If a graph $G = (V, E)$ on $n$ vertices has no $p$-clique, $p \geq 2$, then $$|E| \leq \Big(1- \frac{1}{p-1}\Big) \frac{n^2}{2} \;\;\; \;\;\; \;\;\;(1)$$ We get a proof from the book "Proofs from THE BOOK" as given below
Now I would like to understand the motivation of the function that was being maximized -
$$f(w)=\sum_{v_i v_j \in E} w_i w_j$$ The function is used to write $\frac{|E|}{n^2}$, but for uniform distribution it is more intuitive to write, $\frac{|E|\times 2}{n}$,
since each edge has two vertices, with each node having $1/n$ weight, thus each edge would have weight $1/n+1/n=2/n$, it implies $\frac{|E|\times 2}{n}$. to
follow this line of thinking we have to change the function for the above part of the proof, I don't
know whether it yields the same result, but I wonder why it is not used? why $f(w)=\sum_{v_i v_j \in E} w_i w_j$ is used instead of $$f(w)=\sum_{v_i v_j \in E} w_i + w_j$$? What is the motivation ?

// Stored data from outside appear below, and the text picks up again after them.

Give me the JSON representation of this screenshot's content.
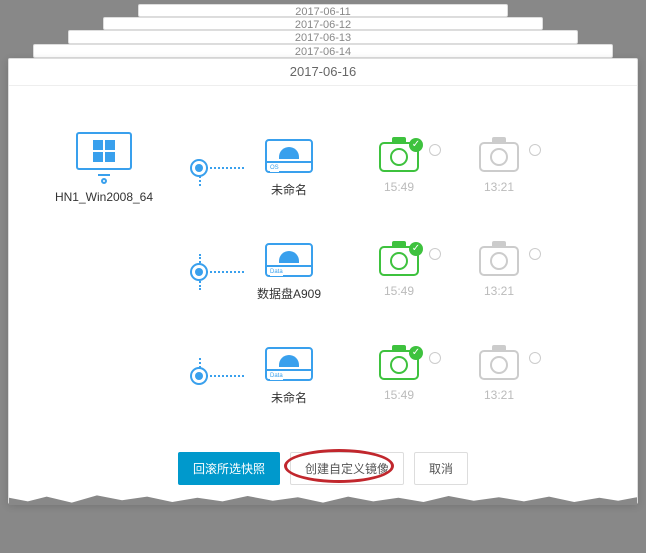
{
  "stacked_dates": [
    "2017-06-11",
    "2017-06-12",
    "2017-06-13",
    "2017-06-14"
  ],
  "main_date": "2017-06-16",
  "instance": {
    "name": "HN1_Win2008_64"
  },
  "disks": [
    {
      "tag": "OS",
      "label": "未命名",
      "snap1_time": "15:49",
      "snap2_time": "13:21"
    },
    {
      "tag": "Data",
      "label": "数据盘A909",
      "snap1_time": "15:49",
      "snap2_time": "13:21"
    },
    {
      "tag": "Data",
      "label": "未命名",
      "snap1_time": "15:49",
      "snap2_time": "13:21"
    }
  ],
  "buttons": {
    "rollback": "回滚所选快照",
    "create_image": "创建自定义镜像",
    "cancel": "取消"
  }
}
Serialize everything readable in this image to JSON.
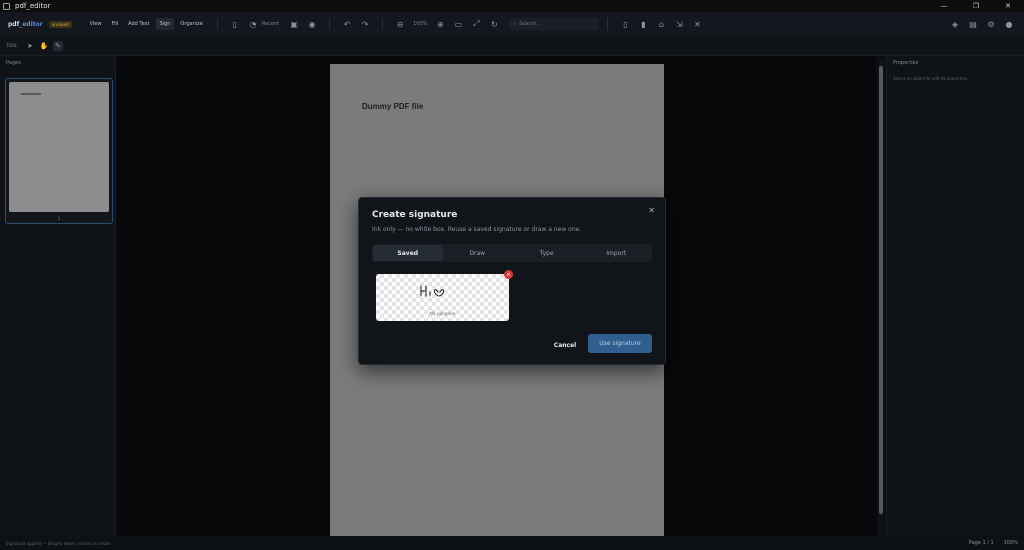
{
  "window": {
    "title": "pdf_editor",
    "minimize": "—",
    "restore": "❐",
    "close": "✕"
  },
  "toolbar": {
    "brand_a": "pdf",
    "brand_b": "_editor",
    "badge": "unsaved",
    "menus": [
      "View",
      "Fill",
      "Add Text",
      "Sign",
      "Organize"
    ],
    "recent": "Recent",
    "zoom": "100%",
    "search_placeholder": "Search..."
  },
  "subbar": {
    "tool_label": "TOOL"
  },
  "pages_panel": {
    "title": "Pages",
    "thumb_number": "1"
  },
  "pdf": {
    "title": "Dummy PDF file"
  },
  "props_panel": {
    "title": "Properties",
    "hint": "Select an object to edit its properties."
  },
  "statusbar": {
    "left": "Signature applied — drag to move, corners to resize",
    "page": "Page 1 / 1",
    "zoom": "100%"
  },
  "modal": {
    "title": "Create signature",
    "subtitle": "Ink only — no white box. Reuse a saved signature or draw a new one.",
    "tabs": [
      "Saved",
      "Draw",
      "Type",
      "Import"
    ],
    "active_tab": "Saved",
    "saved_signature_label": "My signature",
    "delete_glyph": "×",
    "cancel": "Cancel",
    "use": "Use signature",
    "close_glyph": "✕"
  },
  "colors": {
    "accent": "#2f5f8e",
    "danger": "#d23b3b",
    "badge": "#d9a84a"
  }
}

The reason $f(w) = \sum_{v_i v_j \in E} w_i + w_j$ won't work is that this function doesn't actually "notice" the adjacency relation in the graph. It only notices vertex degrees.
Here's why: if vertex $v_i$ has degree $\deg(v_i)$, then $w_i$ will appear in $\deg(v_i)$ different terms of this sum, and we can just collect them together and rewrite $f(w)$ as $\sum_{v_i \in V} w_i \cdot \deg(v_i)$. This is only affected by the degree sequence of $G$: the only parts of the definition that depend on $G$ are $\deg(v_1), \deg(v_2), \dots, \deg(v_n)$.
There are many examples of non-isomorphic graphs with the same degree sequence, and therefore the same $f(w)$, so this function isn't very good at distinguishing different graphs.
We can still get some bound on the number of edges using $f(w)$, it just won't be a useful one. Here's how. If $w_1 + \dots + w_n =1$, $f(w)$ is a weighted average of the degrees $\deg(v_1), \dots, \deg(v_n)$. Therefore it is maximized by finding a maximum degree vertex $v_k$, and setting $w_k = 1$ (and the other components to $0$). So we have $f(w) \le \Delta(G)$, where $\Delta(G)$ is the maximum degree, and by comparing this to the value of $f$ at $w = (\frac1n, \dots, \frac1n)$, we can deduce the bound $|E(G)| \le \frac n2 \cdot \Delta(G)$.
As for the function $f$ actually used in the proof, we can interpret it in the following way: if two random vertices are chosen independently according to the probability distribution $w$, what is the probability that they are adjacent?
When $w$ is the uniform distribution on $V(G)$, this measures the edge density of $G$: it is $\frac{|E(G)|}{n^2}$. When $w$ is the uniform distribution on a $k$-vertex set $S$, it measures the edge density of the induced subgraph $G[S]$: it is $\frac{|E(G[S])|}{k^2}$. So there's a sense in which choosing $w$ to maximize $f$ is a relaxation of finding the densest subgraph of $G$.
(We allow non-uniform distributions $w$ as well, which don't correspond to any specific subgraph density - but it turns out that allowing them doesn't change the maximum.)
The content of Turán's theorem is essentially that by this measure of density (there are other measures of edge density, such as $\frac{|E(G)|}{\binom n2}$, they are just harder to work with), $K_{p-1}$ is the densest $K_{p}$-free graph, so any $K_p$-free graph $G$ has at most the edge density of $K_{p-1}$. This gives us a bound on $|E(G)|$.